Goneril arrives and is bitchy; she wants Lear to downsize his 100-knight retinue: “knights and squires, / Men so disordered, so debauched and bold, / That this our court, infected with their manners, / Shows like a riotous inn” (I.iv.232-235). These men might be considered the “lewd friends” that Burghley complained about Oxford hanging out with (Ogburn and Ogburn 1130). Lear’s reaction at the loss of his retainers parallels “the bitterness of Lord Oxford when his company of actors was dissolved” (Clark 871). Lear is dismayed at this treatment: “Are you our daughter?” (I.iv.209) — a question Oxford had asked about his own oldest “daughter” (?), and at least for a time he himself answered in the negative in the later 1570s.

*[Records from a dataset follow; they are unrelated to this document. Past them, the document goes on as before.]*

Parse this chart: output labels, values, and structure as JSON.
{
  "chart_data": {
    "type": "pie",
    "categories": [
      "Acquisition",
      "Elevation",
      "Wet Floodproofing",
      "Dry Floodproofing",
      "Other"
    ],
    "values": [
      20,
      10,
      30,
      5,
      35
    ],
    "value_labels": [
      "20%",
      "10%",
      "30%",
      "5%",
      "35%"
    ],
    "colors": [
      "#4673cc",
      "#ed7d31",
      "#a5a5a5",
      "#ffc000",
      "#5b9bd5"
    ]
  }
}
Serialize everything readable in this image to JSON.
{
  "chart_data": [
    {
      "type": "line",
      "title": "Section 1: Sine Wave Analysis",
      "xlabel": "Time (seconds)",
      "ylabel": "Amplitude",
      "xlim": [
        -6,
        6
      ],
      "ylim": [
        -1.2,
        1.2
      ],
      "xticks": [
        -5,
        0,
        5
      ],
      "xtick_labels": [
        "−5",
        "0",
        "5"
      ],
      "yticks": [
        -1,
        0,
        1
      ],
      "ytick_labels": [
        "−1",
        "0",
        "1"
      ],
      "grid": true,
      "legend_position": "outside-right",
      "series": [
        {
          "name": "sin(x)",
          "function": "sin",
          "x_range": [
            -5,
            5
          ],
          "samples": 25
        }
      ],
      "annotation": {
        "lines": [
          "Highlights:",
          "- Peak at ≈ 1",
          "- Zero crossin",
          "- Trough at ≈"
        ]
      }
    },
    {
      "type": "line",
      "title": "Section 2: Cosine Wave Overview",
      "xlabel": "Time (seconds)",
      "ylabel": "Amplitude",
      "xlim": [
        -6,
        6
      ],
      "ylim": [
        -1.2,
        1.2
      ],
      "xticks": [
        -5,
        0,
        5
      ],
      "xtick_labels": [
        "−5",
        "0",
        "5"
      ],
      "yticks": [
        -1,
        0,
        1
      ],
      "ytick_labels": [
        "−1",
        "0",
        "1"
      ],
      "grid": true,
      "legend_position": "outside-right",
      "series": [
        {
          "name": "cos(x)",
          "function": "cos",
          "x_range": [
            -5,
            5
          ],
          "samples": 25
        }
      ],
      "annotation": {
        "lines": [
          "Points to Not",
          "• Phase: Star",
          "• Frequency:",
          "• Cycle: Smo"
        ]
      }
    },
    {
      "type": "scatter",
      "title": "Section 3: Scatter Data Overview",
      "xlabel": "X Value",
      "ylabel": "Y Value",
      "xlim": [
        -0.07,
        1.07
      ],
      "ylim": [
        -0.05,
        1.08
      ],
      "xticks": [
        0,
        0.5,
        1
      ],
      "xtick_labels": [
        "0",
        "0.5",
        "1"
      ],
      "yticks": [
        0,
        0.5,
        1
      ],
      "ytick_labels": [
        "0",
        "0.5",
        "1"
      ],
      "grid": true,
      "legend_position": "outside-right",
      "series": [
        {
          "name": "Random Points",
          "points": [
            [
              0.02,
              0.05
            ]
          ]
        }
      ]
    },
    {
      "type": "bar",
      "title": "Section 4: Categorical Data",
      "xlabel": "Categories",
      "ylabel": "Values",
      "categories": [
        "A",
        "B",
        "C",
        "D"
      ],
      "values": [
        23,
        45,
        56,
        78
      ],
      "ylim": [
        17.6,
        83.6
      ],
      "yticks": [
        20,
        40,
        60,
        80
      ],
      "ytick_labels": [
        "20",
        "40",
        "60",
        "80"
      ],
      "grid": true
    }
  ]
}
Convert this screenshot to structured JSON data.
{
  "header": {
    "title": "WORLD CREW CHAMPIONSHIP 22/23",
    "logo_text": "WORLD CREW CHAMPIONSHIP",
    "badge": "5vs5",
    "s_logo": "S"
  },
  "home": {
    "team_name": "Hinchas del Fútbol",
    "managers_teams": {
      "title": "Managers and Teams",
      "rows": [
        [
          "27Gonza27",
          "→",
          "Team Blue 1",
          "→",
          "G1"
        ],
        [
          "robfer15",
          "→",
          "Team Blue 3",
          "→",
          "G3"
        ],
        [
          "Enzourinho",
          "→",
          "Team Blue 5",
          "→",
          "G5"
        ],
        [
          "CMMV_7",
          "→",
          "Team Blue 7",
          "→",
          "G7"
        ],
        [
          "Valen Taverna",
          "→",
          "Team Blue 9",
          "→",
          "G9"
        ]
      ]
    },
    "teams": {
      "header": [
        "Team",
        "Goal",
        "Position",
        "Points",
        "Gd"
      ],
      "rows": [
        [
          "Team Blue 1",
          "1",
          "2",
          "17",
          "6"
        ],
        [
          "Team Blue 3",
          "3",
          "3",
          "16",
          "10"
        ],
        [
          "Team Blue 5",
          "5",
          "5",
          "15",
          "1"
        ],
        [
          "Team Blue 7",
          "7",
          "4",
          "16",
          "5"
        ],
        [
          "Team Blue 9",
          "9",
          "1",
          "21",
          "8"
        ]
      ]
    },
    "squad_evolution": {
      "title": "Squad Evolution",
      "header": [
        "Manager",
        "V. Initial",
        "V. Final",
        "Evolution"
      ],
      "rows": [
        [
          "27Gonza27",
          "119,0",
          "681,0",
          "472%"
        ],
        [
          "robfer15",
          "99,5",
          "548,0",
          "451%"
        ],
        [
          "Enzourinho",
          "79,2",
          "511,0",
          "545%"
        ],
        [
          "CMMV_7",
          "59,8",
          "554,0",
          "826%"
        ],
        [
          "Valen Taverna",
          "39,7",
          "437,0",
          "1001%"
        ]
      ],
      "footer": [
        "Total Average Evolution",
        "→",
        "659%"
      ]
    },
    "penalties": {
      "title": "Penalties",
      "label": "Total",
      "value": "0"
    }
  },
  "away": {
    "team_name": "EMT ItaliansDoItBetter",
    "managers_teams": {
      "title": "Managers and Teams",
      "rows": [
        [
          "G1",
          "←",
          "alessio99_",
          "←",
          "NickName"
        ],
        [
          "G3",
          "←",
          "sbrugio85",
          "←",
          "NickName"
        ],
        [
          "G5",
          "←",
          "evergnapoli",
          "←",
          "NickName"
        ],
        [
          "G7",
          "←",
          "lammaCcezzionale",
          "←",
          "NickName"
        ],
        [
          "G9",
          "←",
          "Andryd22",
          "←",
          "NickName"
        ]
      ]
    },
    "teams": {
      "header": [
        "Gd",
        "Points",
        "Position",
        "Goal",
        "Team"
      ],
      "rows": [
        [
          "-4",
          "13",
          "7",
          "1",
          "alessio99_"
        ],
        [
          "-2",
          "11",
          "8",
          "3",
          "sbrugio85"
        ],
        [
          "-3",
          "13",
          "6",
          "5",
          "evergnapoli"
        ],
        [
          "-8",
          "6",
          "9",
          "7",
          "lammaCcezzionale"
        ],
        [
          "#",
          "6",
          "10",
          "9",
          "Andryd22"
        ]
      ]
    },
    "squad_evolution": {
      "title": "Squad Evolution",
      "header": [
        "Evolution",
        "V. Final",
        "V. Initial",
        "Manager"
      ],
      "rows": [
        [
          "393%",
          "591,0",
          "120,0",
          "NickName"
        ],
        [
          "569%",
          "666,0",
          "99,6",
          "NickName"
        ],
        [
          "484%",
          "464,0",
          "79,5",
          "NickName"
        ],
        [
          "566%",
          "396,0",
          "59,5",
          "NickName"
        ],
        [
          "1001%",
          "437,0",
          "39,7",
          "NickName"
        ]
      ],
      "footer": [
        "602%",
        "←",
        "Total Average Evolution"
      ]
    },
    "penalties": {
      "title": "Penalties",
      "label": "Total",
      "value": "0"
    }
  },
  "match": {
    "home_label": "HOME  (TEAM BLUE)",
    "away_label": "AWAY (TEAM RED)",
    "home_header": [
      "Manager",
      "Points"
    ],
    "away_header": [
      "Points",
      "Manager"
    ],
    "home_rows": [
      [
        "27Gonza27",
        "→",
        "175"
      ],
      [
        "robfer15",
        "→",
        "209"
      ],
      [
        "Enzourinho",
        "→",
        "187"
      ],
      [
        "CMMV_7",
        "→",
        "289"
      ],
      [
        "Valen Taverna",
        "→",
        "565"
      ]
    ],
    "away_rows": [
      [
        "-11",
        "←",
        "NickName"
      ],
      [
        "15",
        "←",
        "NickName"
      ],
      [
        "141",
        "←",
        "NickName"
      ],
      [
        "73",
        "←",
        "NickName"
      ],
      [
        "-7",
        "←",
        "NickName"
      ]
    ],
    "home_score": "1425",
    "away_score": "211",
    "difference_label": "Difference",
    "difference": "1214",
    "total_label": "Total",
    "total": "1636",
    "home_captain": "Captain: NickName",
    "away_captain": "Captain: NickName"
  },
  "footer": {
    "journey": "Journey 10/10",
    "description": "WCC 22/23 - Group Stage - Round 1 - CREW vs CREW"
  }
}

He decides he will visit his other daughter, Regan. Despite Albany’s ineffectual courtesy, Lear calls upon nature to make Goneril sterile: “Dry up in her the organs of increase” (I.iv.271). “Thus Lear’s intemperate words to Cordelia (‘Nothing will come of nothing’) are now transposed into his physical curse on Goneril — that nothing (no child) should come of her ‘no thing'” (Garber 665). If that curse doesn’t work, then may the gods give her a brat. “How sharper than a serpent’s tooth it is / To have a thankless child” (I.iv.280-281). Lear finds out that Goneril has sent off fifty of his knights and rages that Goneril has the power to wrench tears from his eyes: “Old fond eyes, / Beweep this cause again, I’ll pluck ye out” (I.iv.293-294). Lear predicts that Regan will flay Goneril’s face with her fingernails (I.iv.299-300). Albany is somewhat sympathetic, but Goneril shuts him up and has Oswald convey a letter advising Regan to keep up the shoddy treatment. She then chides Albany her husband for tending towards “milky” leniency (I.iv.337), echoing Lady Macbeth.
SCENE v
Lear sends Kent with a letter to Regan in the city of Gloucester. The Fool engages Lear’s wit, explaining enigmatically that one’s nose is in the middle of one’s face “to keep one’s eyes of either side ‘s nose, that what a man cannot smell out, he may spy into” (I.v.22-23). Further, the reason a snail has a house is “to put ‘s head in, not to give it away to his daughters” (I.v.29-30). It sounds as if Oxford planted a subtle, painful, partial pun here: again, giving away his family home, Hed–in-gham (Ogburn and Ogburn 1131, Beauclerk 330).
Out of the blue, Lear says, “I did her wrong” (I.v.24). The Fool laments, “Thou shouldst not have been old till thou hadst been wise” (I.v.41-42; cf. I.iv.231). [The line also echoes one in Lucrece: “Priam, why art thou old, and yet not wise?” (1550).] Lear prays not to go mad (I.v.43-45).